Darbeci askerler karargahtaki hareketliliği gördüktan sonra, ertesi gün saat 03.00'te başlamasını planladıkları girişimi 15 Temmuz saat 20.30'a çekmeyi kararlaştırdı.
MİT Müsteşarı Fidan'ın Genelkurmay'dan ayrıldığı dakikalarda, karargahtan yaklaşık 50 kilometre uzaklıktaki Akıncı 4. Ana Jet Üs Komutanlığında darbe hazırlıkları için toplanan 33 Özel Kuvvetler Komutanlığı (ÖKK) personeli Genelkurmay'a doğru otobüsle yola çıktı.
Dönemin Genelkurmay Stratejik Daire Başkanı Tümgeneral Mehmet Dişli, saat 21.00'de makam odasına girdiği Genelkurmay Başkanı Orgeneral Akar'a, darbeyi tebliğ etti. Girişimi desteklemeyeceğini belirten Akar’ın elleri kelepçeyle bağlandı.
Bu sırada savaş uçakları, Ankara semalarında alçak uçuşa başladı. Polatlı 58. Topçu Er Eğitim Tugayı ve Topçu Füze Okulu, Mamak 28. Mekanize Piyade Tugayı, Beytepe Jandarma Eğitim ve Okullar Komutanlığı, Kara Havacılık Komutanlığı, Harp Okulları Komutanlığı, Etimesgut Zırhlı Birlikler Okulu ve Eğitim Tümen Komutanlığı, Genelkurmay Özel Kuvvetler Komutanlığı ve Cumhurbaşkanlığı Muhafız Alayındaki darbeciler de harekete geçti. Birçok tank, zırhlı personel taşıyıcı ve diğer araçlarla binlerce asker kışlaların dışına çıktı.
Dönemin Başbakanı Yıldırım'dan açıklama
Herkes askeri hareketliliği anlamaya çalışırken dönemin Başbakanı Binali Yıldırım, saat 23.02'de televizyon kanallarına bağlanarak, bir kalkışma ihtimali üzerinde durduklarını söyledi.
Dönemin Genelkurmay Başkanı Akar, saat 23.03'te Akıncı Üssü'ne götürüldü.
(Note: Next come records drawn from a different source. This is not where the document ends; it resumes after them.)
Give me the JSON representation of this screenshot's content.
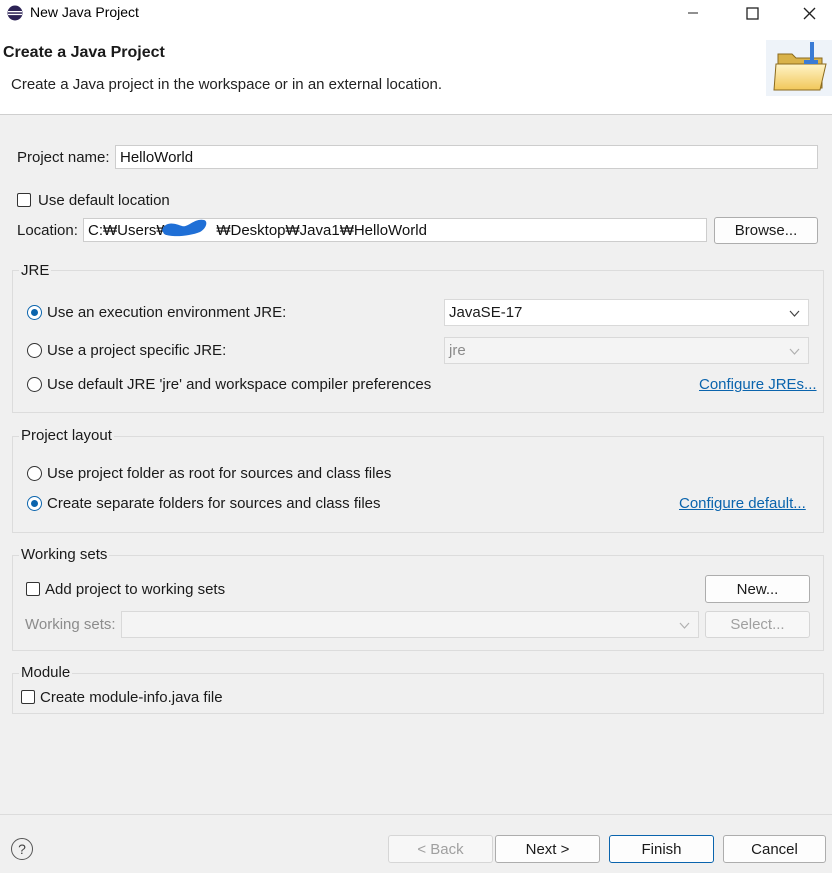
{
  "window": {
    "title": "New Java Project",
    "controls": {
      "minimize": "—",
      "maximize": "☐",
      "close": "✕"
    }
  },
  "banner": {
    "title": "Create a Java Project",
    "description": "Create a Java project in the workspace or in an external location."
  },
  "project": {
    "name_label": "Project name:",
    "name_value": "HelloWorld",
    "use_default_location_label": "Use default location",
    "use_default_location_checked": false,
    "location_label": "Location:",
    "location_value": "C:₩Users₩           ₩Desktop₩Java1₩HelloWorld",
    "browse_button": "Browse..."
  },
  "jre": {
    "group_title": "JRE",
    "options": [
      {
        "label": "Use an execution environment JRE:",
        "checked": true
      },
      {
        "label": "Use a project specific JRE:",
        "checked": false
      },
      {
        "label": "Use default JRE 'jre' and workspace compiler preferences",
        "checked": false
      }
    ],
    "execution_env_value": "JavaSE-17",
    "project_jre_value": "jre",
    "configure_link": "Configure JREs..."
  },
  "layout": {
    "group_title": "Project layout",
    "options": [
      {
        "label": "Use project folder as root for sources and class files",
        "checked": false
      },
      {
        "label": "Create separate folders for sources and class files",
        "checked": true
      }
    ],
    "configure_link": "Configure default..."
  },
  "working_sets": {
    "group_title": "Working sets",
    "add_label": "Add project to working sets",
    "add_checked": false,
    "new_button": "New...",
    "sets_label": "Working sets:",
    "sets_value": "",
    "select_button": "Select..."
  },
  "module": {
    "group_title": "Module",
    "create_label": "Create module-info.java file",
    "create_checked": false
  },
  "footer": {
    "help": "?",
    "back_button": "< Back",
    "next_button": "Next >",
    "finish_button": "Finish",
    "cancel_button": "Cancel"
  },
  "colors": {
    "accent": "#0a64ad",
    "background": "#f0f0f0",
    "redaction": "#1f6fd6"
  }
}
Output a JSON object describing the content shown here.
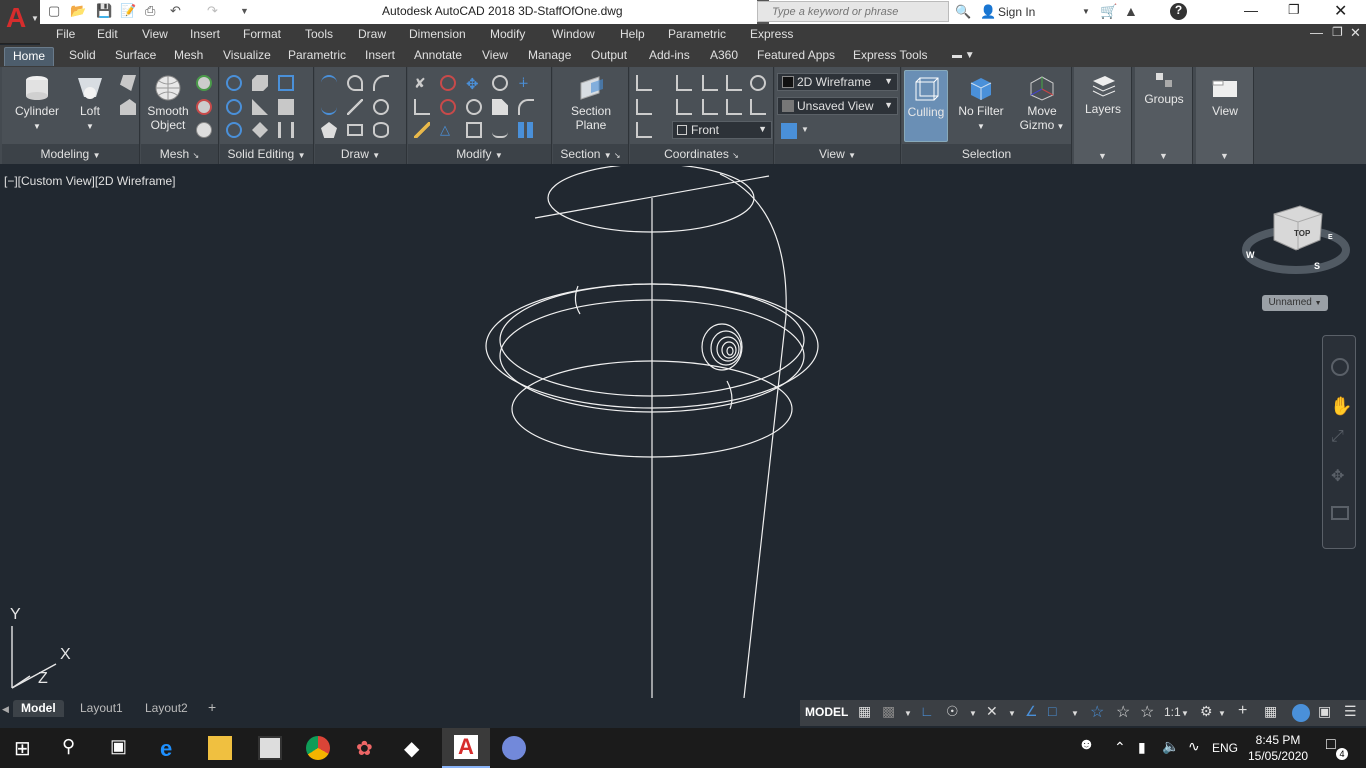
{
  "app": {
    "title": "Autodesk AutoCAD 2018    3D-StaffOfOne.dwg",
    "search_placeholder": "Type a keyword or phrase",
    "sign_in": "Sign In"
  },
  "menus": [
    "File",
    "Edit",
    "View",
    "Insert",
    "Format",
    "Tools",
    "Draw",
    "Dimension",
    "Modify",
    "Window",
    "Help",
    "Parametric",
    "Express"
  ],
  "ribbon_tabs": [
    "Home",
    "Solid",
    "Surface",
    "Mesh",
    "Visualize",
    "Parametric",
    "Insert",
    "Annotate",
    "View",
    "Manage",
    "Output",
    "Add-ins",
    "A360",
    "Featured Apps",
    "Express Tools"
  ],
  "ribbon": {
    "cylinder": "Cylinder",
    "loft": "Loft",
    "smooth_object_1": "Smooth",
    "smooth_object_2": "Object",
    "section_plane_1": "Section",
    "section_plane_2": "Plane",
    "visual_style": "2D Wireframe",
    "named_view": "Unsaved View",
    "view_direction": "Front",
    "culling": "Culling",
    "no_filter": "No Filter",
    "move_gizmo_1": "Move",
    "move_gizmo_2": "Gizmo",
    "layers": "Layers",
    "groups": "Groups",
    "view": "View",
    "panels": {
      "modeling": "Modeling",
      "mesh": "Mesh",
      "solid_editing": "Solid Editing",
      "draw": "Draw",
      "modify": "Modify",
      "section": "Section",
      "coordinates": "Coordinates",
      "view": "View",
      "selection": "Selection"
    }
  },
  "viewport": {
    "label": "[−][Custom View][2D Wireframe]",
    "viewcube_top": "TOP",
    "viewcube_name": "Unnamed",
    "ucs_y": "Y",
    "ucs_x": "X",
    "ucs_z": "Z",
    "compass_w": "W",
    "compass_s": "S",
    "compass_e": "E"
  },
  "layout_tabs": [
    "Model",
    "Layout1",
    "Layout2"
  ],
  "status": {
    "model": "MODEL",
    "scale": "1:1"
  },
  "taskbar": {
    "time": "8:45 PM",
    "date": "15/05/2020",
    "lang": "ENG",
    "notifications": "4"
  },
  "colors": {
    "accent": "#d62d2d",
    "ribbon_bg": "#444a50",
    "viewport_bg": "#212830"
  }
}
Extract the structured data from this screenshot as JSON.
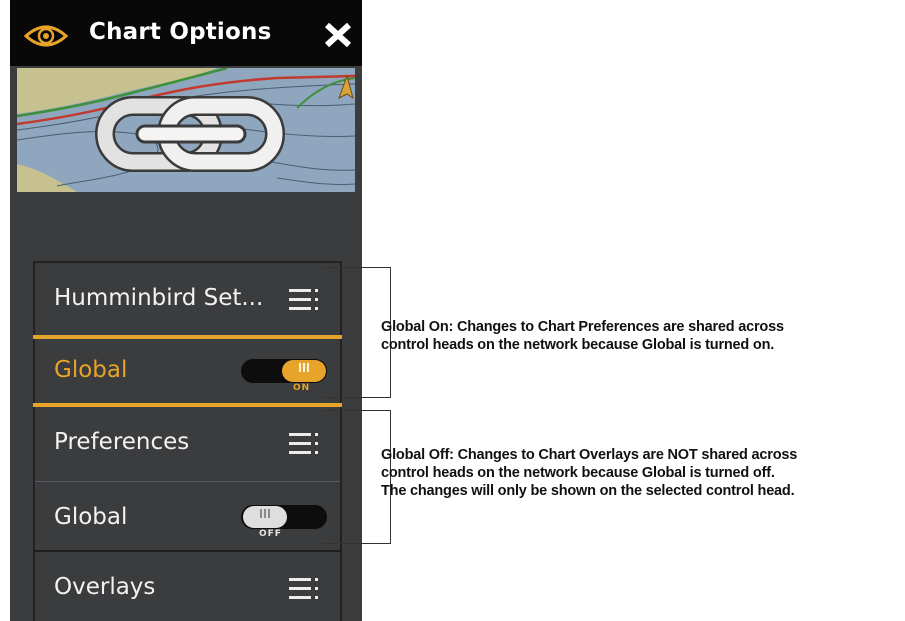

Derdest edilen Cumhurbaşkanlığı Genel Sekreteri Fahri Kasırga ile Genelkurmay 2. Başkanı Orgeneral Yaşar Güler, Jandarma Genel Komutanı Orgeneral Galip Mendi, Kara Kuvvetleri Komutanlığı Kurmay Başkanı Orgeneral İhsan Uyar, Kara Kuvvetleri Eğitim ve Doktrin Komutanı Orgeneral Kamil Başoğlu'nun da aralarında bulunduğu birçok general Ankara, Hava Kuvvetleri Komutanı Orgeneral Abidin Ünal ve bazı komutanlar ise İstanbul'dan alınarak Akıncı Üssü'ne götürüldü.
Emniyet Genel Müdürlüğü bombalandı, darbe bildirisi okutuldu
Şehir merkezinde bu olaylar yaşanırken F-16 savaş uçakları, saat 23.18'de Gölbaşı'ndaki Emniyet Genel Müdürlüğü Havacılık Daire Başkanlığına bombaladı, 7 kişi hayatını kaybetti, 5 kişi yaralandı.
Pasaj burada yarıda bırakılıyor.